Im konkreten Fall geht aus dem Konditionenblatt für die neuen Kontopakete nicht hervor, ob sich mit einem Umstieg die Vertragsbedingungen verbessern, verschlechtern oder auch gleich bleiben. Der Verbraucher kann den Vergleich oft auch nicht durch einfaches Nachschauen in den Kontoauszügen anstellen, sondern müsste sich die Einzelheiten der aktuellen Konditionen für die jeweiligen Leistungen erst zusammensuchen, seinen Kundenbetreuer aufsuchen oä. Die Situation von Bestandkunden ist auch nicht mit jener von Neukunden vergleichbar, weil erstere den Aufwand eines Marktvergleichs und Anbieterwechsels oft nur bei einer nicht mehr als akzeptabel empfundenen Verschlechterung der Vertragsbedingungen auf sich nehmen. Bei einem Produkt wie einer Girokontoverbindung hat ein Änderungsvorschlag vom Ausmaß wie dem vorliegenden daher so zu erfolgen, dass der Verbraucher in klarer und verständlicher Weise auch den Umfang der Änderungen erkennen kann. Das kann bspw durch Mitübersendung einer Übersicht der bisherigen Entgeltregelungen erreicht werden.
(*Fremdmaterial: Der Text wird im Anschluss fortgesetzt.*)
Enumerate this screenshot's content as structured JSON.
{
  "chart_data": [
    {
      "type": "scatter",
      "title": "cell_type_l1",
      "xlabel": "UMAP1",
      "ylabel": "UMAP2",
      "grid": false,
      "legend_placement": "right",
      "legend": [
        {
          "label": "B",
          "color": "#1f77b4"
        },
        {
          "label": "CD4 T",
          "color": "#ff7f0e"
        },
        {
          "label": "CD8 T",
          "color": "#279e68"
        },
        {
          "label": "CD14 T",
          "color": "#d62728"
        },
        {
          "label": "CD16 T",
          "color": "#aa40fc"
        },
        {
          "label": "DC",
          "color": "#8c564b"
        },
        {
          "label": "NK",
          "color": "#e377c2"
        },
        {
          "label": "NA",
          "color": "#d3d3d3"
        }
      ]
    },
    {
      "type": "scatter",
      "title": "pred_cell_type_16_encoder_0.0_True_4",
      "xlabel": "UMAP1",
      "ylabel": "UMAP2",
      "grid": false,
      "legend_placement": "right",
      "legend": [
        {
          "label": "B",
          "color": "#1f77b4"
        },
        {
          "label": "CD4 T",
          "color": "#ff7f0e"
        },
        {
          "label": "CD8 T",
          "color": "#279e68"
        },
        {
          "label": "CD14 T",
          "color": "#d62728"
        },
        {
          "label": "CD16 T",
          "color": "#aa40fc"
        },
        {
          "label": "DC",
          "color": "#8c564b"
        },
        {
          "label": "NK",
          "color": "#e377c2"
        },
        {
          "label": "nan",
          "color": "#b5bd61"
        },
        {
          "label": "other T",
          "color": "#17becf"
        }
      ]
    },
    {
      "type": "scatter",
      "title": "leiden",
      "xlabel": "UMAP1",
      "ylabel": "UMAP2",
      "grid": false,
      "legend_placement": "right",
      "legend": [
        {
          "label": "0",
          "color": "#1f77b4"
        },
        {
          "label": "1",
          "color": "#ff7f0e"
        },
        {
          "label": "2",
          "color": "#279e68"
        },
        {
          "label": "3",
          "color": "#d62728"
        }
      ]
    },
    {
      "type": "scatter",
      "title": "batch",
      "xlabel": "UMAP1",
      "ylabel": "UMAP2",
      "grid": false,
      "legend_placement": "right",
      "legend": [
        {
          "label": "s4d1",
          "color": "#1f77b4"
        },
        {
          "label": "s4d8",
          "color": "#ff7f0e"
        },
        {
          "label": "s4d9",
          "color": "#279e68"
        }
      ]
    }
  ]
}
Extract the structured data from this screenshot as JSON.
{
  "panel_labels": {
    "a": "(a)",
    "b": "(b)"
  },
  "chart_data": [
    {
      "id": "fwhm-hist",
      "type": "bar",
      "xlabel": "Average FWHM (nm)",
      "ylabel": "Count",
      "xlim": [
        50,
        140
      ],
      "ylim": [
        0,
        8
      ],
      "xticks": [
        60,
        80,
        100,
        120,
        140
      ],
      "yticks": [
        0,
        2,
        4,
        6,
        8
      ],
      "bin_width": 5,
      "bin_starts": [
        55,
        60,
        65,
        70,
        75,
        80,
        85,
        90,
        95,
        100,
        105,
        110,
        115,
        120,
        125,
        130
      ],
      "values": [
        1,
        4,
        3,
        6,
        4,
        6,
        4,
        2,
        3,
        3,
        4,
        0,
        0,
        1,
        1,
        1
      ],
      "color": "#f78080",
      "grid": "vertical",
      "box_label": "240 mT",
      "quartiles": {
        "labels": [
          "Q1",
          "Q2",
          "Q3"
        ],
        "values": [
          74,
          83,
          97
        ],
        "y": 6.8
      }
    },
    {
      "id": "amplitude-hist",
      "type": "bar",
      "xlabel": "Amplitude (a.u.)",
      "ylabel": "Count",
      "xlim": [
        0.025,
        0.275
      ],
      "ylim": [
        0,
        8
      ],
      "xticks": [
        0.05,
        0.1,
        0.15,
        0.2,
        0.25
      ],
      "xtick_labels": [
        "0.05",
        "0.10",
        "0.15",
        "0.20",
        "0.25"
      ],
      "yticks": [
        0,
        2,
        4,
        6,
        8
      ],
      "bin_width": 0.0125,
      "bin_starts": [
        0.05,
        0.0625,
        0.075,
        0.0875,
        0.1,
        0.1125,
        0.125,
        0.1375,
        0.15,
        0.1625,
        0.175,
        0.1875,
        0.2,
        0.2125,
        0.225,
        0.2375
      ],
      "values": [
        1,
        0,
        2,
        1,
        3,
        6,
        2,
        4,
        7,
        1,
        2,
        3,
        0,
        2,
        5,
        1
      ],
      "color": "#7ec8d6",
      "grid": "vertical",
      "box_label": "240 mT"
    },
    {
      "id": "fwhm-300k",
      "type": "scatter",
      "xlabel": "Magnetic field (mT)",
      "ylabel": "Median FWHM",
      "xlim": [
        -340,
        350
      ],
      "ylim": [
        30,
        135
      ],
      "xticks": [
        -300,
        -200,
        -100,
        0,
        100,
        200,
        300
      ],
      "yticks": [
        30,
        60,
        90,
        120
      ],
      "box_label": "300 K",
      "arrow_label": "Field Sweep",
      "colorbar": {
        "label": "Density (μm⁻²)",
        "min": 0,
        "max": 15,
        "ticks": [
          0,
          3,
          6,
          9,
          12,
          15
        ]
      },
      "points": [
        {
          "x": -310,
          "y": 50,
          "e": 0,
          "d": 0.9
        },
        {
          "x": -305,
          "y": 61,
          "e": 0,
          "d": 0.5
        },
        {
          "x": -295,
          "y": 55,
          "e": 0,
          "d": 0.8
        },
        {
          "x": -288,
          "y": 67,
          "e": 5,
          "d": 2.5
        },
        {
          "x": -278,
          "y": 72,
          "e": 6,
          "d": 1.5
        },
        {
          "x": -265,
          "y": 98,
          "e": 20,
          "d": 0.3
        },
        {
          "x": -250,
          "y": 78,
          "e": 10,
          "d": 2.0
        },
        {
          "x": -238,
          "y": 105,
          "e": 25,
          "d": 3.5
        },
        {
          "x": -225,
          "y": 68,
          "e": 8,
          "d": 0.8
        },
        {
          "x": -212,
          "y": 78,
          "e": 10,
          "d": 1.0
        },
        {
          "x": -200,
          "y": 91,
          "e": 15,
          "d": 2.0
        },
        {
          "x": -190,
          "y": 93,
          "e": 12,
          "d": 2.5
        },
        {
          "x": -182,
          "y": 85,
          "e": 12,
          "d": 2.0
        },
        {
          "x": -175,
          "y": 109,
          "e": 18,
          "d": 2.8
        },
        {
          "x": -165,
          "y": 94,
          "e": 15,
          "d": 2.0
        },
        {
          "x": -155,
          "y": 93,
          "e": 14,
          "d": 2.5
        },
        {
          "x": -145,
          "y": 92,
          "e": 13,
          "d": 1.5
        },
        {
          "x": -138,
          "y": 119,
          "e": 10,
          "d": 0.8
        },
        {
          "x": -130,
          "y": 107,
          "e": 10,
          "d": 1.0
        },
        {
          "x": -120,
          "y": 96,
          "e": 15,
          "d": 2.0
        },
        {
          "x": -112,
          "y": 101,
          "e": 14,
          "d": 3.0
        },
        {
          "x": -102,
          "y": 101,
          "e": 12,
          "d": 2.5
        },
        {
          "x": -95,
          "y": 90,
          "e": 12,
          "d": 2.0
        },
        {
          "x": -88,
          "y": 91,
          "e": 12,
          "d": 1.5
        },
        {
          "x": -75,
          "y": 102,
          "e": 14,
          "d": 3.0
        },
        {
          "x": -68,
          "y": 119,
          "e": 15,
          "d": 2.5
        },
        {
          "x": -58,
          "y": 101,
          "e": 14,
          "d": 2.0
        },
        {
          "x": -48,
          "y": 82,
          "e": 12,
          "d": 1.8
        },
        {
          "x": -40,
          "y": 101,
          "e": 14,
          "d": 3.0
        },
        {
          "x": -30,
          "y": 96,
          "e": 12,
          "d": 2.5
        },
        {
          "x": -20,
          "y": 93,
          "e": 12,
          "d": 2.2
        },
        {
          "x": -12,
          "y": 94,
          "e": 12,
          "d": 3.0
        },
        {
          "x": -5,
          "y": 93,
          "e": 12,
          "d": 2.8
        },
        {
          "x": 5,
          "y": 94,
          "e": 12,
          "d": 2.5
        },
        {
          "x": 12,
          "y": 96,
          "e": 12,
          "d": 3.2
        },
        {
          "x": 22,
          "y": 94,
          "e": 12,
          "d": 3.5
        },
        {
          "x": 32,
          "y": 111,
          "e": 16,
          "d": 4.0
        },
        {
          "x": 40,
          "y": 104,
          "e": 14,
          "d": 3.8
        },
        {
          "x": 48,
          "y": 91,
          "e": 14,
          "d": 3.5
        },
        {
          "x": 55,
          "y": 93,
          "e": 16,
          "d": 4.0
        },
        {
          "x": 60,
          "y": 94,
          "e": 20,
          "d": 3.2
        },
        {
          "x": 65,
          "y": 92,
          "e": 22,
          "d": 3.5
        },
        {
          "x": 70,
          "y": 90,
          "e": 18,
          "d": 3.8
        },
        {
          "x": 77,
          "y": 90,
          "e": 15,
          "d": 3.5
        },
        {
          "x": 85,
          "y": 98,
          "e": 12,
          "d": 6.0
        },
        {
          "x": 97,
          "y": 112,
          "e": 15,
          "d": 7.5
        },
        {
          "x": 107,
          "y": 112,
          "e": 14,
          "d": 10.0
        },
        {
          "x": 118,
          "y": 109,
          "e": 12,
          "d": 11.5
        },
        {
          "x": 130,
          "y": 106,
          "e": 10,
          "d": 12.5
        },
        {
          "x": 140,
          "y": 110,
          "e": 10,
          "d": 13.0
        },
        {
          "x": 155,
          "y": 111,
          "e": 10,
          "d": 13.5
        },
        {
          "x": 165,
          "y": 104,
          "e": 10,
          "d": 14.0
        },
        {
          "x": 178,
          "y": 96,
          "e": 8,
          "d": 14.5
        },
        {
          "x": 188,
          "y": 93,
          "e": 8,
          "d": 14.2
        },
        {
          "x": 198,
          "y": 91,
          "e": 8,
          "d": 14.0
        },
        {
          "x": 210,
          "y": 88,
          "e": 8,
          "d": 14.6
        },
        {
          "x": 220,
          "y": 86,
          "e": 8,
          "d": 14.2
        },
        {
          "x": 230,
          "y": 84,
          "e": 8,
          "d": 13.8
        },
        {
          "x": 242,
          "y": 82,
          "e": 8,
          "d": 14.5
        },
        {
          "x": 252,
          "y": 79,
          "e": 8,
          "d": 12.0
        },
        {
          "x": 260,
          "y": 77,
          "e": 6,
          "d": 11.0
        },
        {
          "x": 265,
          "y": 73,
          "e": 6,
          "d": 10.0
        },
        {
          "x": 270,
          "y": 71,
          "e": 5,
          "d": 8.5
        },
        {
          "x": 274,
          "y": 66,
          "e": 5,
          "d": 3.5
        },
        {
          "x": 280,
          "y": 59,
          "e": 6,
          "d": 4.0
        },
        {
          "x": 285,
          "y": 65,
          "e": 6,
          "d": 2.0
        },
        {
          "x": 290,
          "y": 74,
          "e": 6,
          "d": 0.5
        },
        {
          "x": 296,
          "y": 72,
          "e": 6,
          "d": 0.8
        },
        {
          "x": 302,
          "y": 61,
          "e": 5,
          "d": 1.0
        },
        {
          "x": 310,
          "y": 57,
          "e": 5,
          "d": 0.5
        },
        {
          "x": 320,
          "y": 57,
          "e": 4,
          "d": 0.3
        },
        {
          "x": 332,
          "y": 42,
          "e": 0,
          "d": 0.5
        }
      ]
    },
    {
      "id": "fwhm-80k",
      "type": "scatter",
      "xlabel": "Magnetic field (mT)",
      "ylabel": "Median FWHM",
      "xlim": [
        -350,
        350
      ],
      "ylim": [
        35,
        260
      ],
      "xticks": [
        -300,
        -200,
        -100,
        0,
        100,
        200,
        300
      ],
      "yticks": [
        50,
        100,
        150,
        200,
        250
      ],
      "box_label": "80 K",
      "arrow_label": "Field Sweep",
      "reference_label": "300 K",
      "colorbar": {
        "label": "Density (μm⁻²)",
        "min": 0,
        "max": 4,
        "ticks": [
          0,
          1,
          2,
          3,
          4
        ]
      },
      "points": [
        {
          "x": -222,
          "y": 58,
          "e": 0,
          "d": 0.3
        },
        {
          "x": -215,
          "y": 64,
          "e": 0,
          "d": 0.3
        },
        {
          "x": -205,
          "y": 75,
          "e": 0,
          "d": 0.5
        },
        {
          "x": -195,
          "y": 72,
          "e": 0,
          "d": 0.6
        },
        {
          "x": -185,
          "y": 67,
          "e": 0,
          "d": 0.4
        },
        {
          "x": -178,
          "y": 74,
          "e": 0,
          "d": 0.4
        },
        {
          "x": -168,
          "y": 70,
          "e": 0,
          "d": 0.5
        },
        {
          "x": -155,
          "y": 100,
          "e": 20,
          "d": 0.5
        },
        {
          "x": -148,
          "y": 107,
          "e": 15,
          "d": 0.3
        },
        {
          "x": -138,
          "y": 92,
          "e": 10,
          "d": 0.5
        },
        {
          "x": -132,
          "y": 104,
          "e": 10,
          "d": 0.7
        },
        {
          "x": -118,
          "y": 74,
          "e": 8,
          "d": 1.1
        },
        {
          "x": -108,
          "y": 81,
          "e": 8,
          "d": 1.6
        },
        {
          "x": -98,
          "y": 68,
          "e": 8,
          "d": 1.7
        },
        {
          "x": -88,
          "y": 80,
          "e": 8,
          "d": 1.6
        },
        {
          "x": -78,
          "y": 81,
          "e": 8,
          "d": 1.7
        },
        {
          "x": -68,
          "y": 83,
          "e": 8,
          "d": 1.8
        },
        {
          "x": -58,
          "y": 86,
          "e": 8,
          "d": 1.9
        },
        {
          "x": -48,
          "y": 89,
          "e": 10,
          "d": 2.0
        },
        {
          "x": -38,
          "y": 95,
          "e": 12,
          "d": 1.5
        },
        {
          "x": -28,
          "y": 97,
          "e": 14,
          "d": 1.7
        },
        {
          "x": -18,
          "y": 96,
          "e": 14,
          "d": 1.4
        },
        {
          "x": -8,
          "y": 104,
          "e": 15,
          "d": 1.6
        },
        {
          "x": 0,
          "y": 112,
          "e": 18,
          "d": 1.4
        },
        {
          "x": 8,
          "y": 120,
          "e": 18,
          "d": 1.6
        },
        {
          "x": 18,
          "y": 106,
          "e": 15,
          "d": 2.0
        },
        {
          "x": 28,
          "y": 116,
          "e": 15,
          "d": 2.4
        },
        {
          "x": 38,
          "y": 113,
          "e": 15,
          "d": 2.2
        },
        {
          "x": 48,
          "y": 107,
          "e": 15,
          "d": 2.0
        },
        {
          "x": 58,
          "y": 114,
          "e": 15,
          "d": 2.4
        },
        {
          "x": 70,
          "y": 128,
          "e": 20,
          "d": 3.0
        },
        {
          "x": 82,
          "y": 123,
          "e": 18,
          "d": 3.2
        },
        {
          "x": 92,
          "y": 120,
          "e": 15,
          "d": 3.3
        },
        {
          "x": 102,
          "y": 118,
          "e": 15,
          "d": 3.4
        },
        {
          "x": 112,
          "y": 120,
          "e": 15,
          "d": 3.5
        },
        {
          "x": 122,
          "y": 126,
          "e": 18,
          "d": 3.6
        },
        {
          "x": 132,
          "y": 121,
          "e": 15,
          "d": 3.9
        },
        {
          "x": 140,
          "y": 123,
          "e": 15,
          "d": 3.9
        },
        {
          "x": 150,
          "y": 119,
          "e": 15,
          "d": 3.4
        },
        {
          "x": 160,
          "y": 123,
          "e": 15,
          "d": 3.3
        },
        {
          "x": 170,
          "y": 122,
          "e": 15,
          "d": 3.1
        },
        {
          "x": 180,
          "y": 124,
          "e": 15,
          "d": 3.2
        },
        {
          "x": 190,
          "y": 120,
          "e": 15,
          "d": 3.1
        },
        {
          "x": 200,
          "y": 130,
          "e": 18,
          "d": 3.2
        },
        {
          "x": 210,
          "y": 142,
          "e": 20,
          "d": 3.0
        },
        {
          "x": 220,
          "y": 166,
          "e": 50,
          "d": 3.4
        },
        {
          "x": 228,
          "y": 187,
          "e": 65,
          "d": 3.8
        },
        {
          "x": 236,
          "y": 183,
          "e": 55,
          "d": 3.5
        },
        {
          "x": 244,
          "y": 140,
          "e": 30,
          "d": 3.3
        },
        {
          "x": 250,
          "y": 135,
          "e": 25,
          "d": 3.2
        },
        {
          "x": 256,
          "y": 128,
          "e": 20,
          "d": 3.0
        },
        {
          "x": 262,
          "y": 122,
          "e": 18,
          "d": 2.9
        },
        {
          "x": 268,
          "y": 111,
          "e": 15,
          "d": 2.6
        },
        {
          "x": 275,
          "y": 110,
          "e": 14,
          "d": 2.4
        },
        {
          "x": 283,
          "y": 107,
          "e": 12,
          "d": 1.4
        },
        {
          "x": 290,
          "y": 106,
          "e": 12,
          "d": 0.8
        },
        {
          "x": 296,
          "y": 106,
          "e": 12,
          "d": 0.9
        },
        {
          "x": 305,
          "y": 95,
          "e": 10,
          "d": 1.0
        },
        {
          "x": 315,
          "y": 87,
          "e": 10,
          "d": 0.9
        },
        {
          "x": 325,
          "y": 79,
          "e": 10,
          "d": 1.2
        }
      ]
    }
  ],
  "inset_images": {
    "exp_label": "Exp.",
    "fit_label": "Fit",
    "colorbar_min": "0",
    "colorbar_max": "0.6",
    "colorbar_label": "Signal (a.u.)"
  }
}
Dass der Verbraucher sein Einverständnis mit den vorgeschlagenen Konditionen auch vor Fristablauf mit sofortiger Wirkung abgeben kann, verstößt nicht gegen die gesetzliche Zweimonatsfrist, weil ein weiterer Fristenlauf nach Abgabe einer verbindlichen Erklärung des Verbrauchers den Zweck einer Überlegungsphase verfehlt.
Ob die „Ankreuzklausel“ als solche intransparent ist, war nicht zu prüfen weil es dem VKI nur um die Verwendung der Klausel im Zusammenhang mit der Änderungskündigung ging und sein Rechtsschutzbedürfnis mit dem ausgesprochenen Unterlassungsgebot gedeckt ist.